Well, now he has. That’s it, right?
Peters said, “All Damar Hamlin has to do is get on social media, cut a video, and put an end to the speculation.” But no, it still wasn’t good enough for these goons. Hamlin making a video clearly showing his face and saying that he’s grateful for the support is apparently not enough evidence that he’s okay. After that happened, he tweeted this:
And this is a prime example of how conspiracy theorists think. A video of Hamlin alive and well now becomes evidence that they were right all along. Now they’re questioning why he didn’t make one sooner, if he’s being forced to say those things, and if he’s a clone. (Hamlin clapped back regarding that last one.)
Why doesn’t he have tattoos on his right arm like before? The answer is he does. There’s bad lighting but if you squint even a little you can see the tattoos. I guess in their minds, the entity responsible is advanced and powerful enough to clone a full-grown man in several days but lax enough on the details to forget about a tattoo. Why is his forearm smaller? I don’t know. Maybe being in a medically-induced coma for several days isn’t the greatest workout plan.
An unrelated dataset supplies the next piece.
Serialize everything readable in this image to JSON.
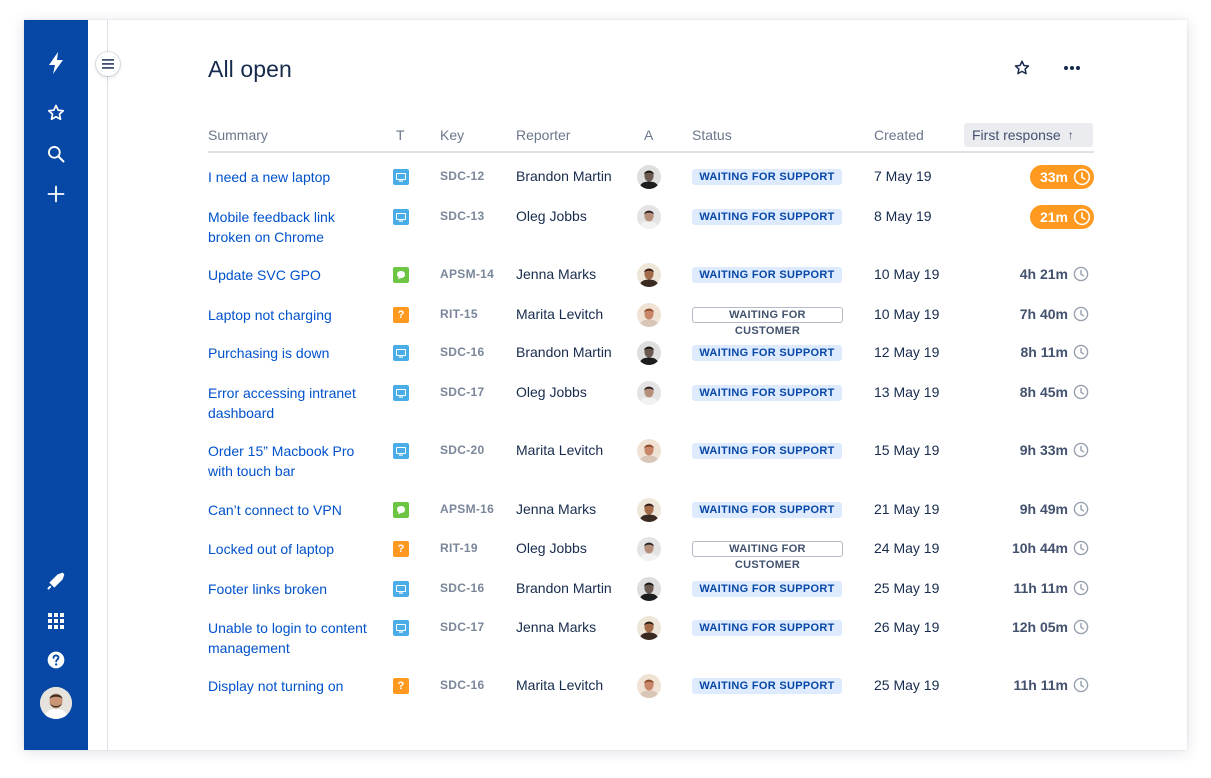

For the people who don’t think the video proves that Hamlin is alive, they want him to appear at a press conference. Why should he? You’re just going to keep coming up with new theories. How could one convince people that you’re yourself and not a clone if they’ve already made up their minds that that’s the case? Of course, the reason that Hamlin doesn’t go out of his way to try and prove these people wrong is that he probably doesn’t care. He may not even know these theories are out there because he’s busy living his life.
The question for prominent right-wing personalities like these is whether they actually believe the bile they’re spewing, or if it’s just part of the grift. Is Peters actually that stupid or is he claiming these things because he’s built an audience of easily tricked people and is giving them more reason to listen to his radio show? I have no idea. I’m just asking the questions.